Zagami si sofferma pure sul Priorato di Sion e sui movimenti neo-templari, con un’interessante digressione circa l’attentato di Oslo, perpetrato il 22 luglio del 2011. Ripercorre anche la genesi e lo sviluppo dello spionaggio (il matematico, scienziato ed occultista inglese John Dee è ricordato come il precursore degli agenti attuali) e si accosta all’Ufologia, con una particolare diffidenza (condivisa da chi scrive) nei confronti di contattisti e studiosi che, con poco discernimento, non si accorgono delle insidie annidate in incontri con entità le cui “luminose” intenzioni nascondono pericolose interferenze. [2]
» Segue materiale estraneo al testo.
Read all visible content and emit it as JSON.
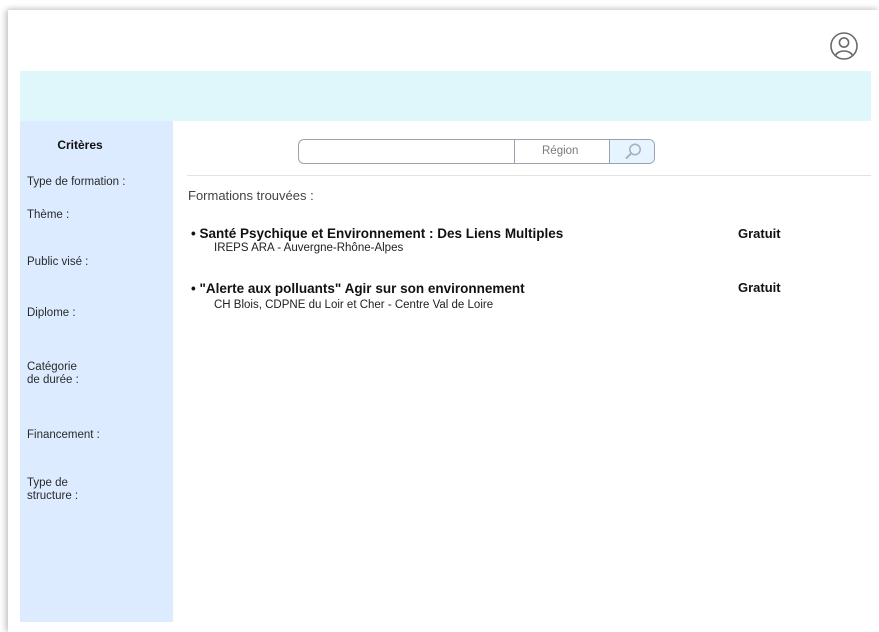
{
  "header": {
    "user_icon": "user-circle-icon"
  },
  "sidebar": {
    "title": "Critères",
    "criteria": [
      {
        "label": "Type de formation :"
      },
      {
        "label": "Thème :"
      },
      {
        "label": "Public visé :"
      },
      {
        "label": "Diplome :"
      },
      {
        "label": "Catégorie\nde durée :"
      },
      {
        "label": "Financement :"
      },
      {
        "label": "Type de\nstructure :"
      }
    ]
  },
  "search": {
    "value": "",
    "placeholder": "",
    "region_label": "Région",
    "button_icon": "search-icon"
  },
  "results": {
    "heading": "Formations trouvées :",
    "items": [
      {
        "title": "Santé Psychique et Environnement : Des Liens Multiples",
        "subtitle": "IREPS ARA - Auvergne-Rhône-Alpes",
        "price": "Gratuit"
      },
      {
        "title": "\"Alerte aux polluants\" Agir sur son environnement",
        "subtitle": "CH Blois, CDPNE du Loir et Cher - Centre Val de Loire",
        "price": "Gratuit"
      }
    ]
  },
  "colors": {
    "banner": "#dff7fa",
    "sidebar": "#dcebff",
    "search_button": "#e6f4ff"
  }
}
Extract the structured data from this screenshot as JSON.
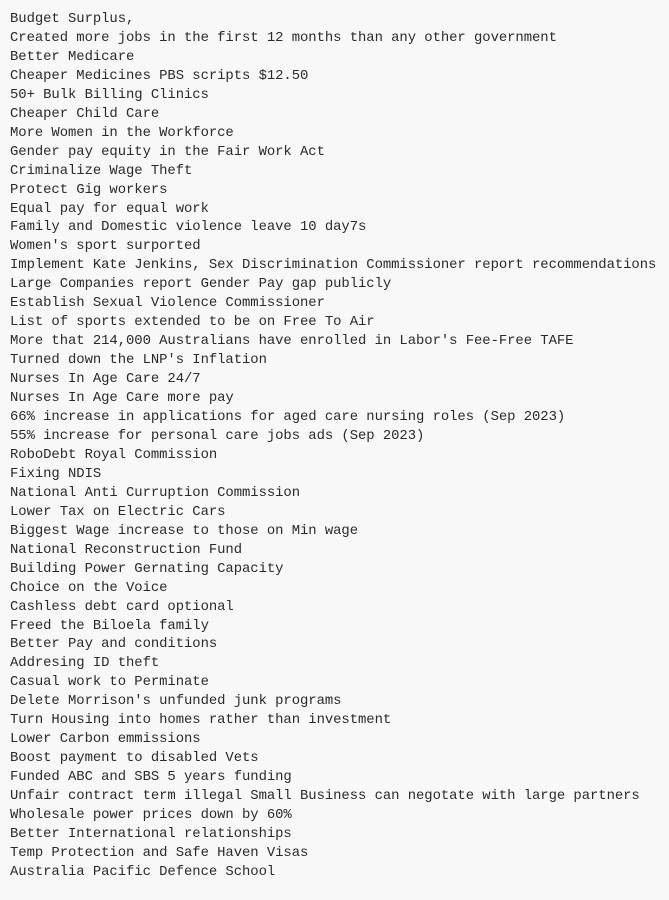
{
  "document": {
    "lines": [
      "Budget Surplus,",
      "Created more jobs in the first 12 months than any other government",
      "Better Medicare",
      "Cheaper Medicines PBS scripts $12.50",
      "50+ Bulk Billing Clinics",
      "Cheaper Child Care",
      "More Women in the Workforce",
      "Gender pay equity in the Fair Work Act",
      "Criminalize Wage Theft",
      "Protect Gig workers",
      "Equal pay for equal work",
      "Family and Domestic violence leave 10 day7s",
      "Women's sport surported",
      "Implement Kate Jenkins, Sex Discrimination Commissioner report recommendations",
      "Large Companies report Gender Pay gap publicly",
      "Establish Sexual Violence Commissioner",
      "List of sports extended to be on Free To Air",
      "More that 214,000 Australians have enrolled in Labor's Fee-Free TAFE",
      "Turned down the LNP's Inflation",
      "Nurses In Age Care 24/7",
      "Nurses In Age Care more pay",
      "66% increase in applications for aged care nursing roles (Sep 2023)",
      "55% increase for personal care jobs ads (Sep 2023)",
      "RoboDebt Royal Commission",
      "Fixing NDIS",
      "National Anti Curruption Commission",
      "Lower Tax on Electric Cars",
      "Biggest Wage increase to those on Min wage",
      "National Reconstruction Fund",
      "Building Power Gernating Capacity",
      "Choice on the Voice",
      "Cashless debt card optional",
      "Freed the Biloela family",
      "Better Pay and conditions",
      "Addresing ID theft",
      "Casual work to Perminate",
      "Delete Morrison's unfunded junk programs",
      "Turn Housing into homes rather than investment",
      "Lower Carbon emmissions",
      "Boost payment to disabled Vets",
      "Funded ABC and SBS 5 years funding",
      "Unfair contract term illegal Small Business can negotate with large partners",
      "Wholesale power prices down by 60%",
      "Better International relationships",
      "Temp Protection and Safe Haven Visas",
      "Australia Pacific Defence School"
    ]
  },
  "colors": {
    "background": "#f8f8f8",
    "text": "#2a2a2a"
  }
}
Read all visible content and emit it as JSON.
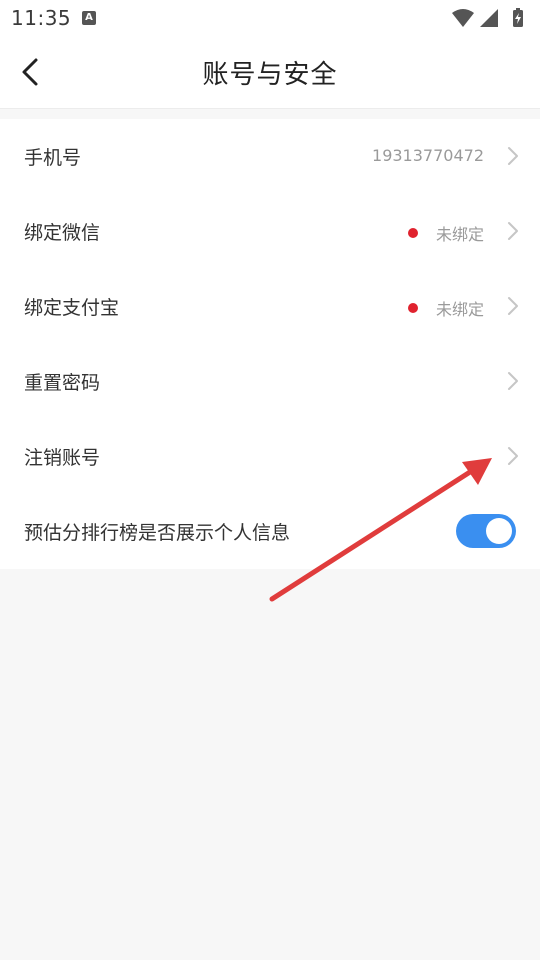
{
  "status_bar": {
    "time": "11:35",
    "notification_icon": "a-badge-icon",
    "icons": [
      "wifi-icon",
      "signal-icon",
      "battery-charging-icon"
    ]
  },
  "header": {
    "title": "账号与安全",
    "back_icon": "chevron-left-icon"
  },
  "settings": {
    "phone": {
      "label": "手机号",
      "value": "19313770472"
    },
    "wechat": {
      "label": "绑定微信",
      "value": "未绑定",
      "unbound_dot_color": "#e0222e"
    },
    "alipay": {
      "label": "绑定支付宝",
      "value": "未绑定",
      "unbound_dot_color": "#e0222e"
    },
    "reset_password": {
      "label": "重置密码"
    },
    "delete_account": {
      "label": "注销账号"
    },
    "ranking_display": {
      "label": "预估分排行榜是否展示个人信息",
      "toggle_on": true
    }
  },
  "colors": {
    "toggle_on": "#3a8ff0",
    "annotation_arrow": "#e03c3c",
    "background": "#f7f7f7"
  }
}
Le rivelazioni di Zagami, intrecciate a cenni alle sue vicende biografiche, offrono uno spaccato di un mondo “parallelo” in cui dominano infiltrazioni, scismi, lotte intestine, congiure, omicidi, stragi di stato…: chi ha una discreta conoscenza di questi scabrosi temi troverà la conferma di quanto l’umanità sia soggiogata e degradata, dietro il controllo politico ed economico, da forze imperscrutabili e mefitiche. Chi non ha dimestichezza con tali interpretazioni sarà guidato dal capitolo introduttivo in cui l’autore traccia una tassonomia delle società segrete. Il deleterio ruolo di Gesuiti, gruppi neo-templari, logge deviate, movimenti New age… è così riletto alla luce delle loro caratteristiche tipologiche.

Lo scenario resta, però, intricato, per la connaturata elusività di un potere che, sfuggendo a facili focalizzazioni, si situa nella zona crepuscolare tra possibili verità e la loro ombra.

[1] Aleister Crowley (1875-1947) è stato un artista, poeta, alpinista, pensatore, critico sociale ed occultista britannico. Figura assai controversa, è da alcuni considerato l’iniziatore dell’odierno occultismo, da altri ritenuto uno dei principali corifei del satanismo contemporaneo.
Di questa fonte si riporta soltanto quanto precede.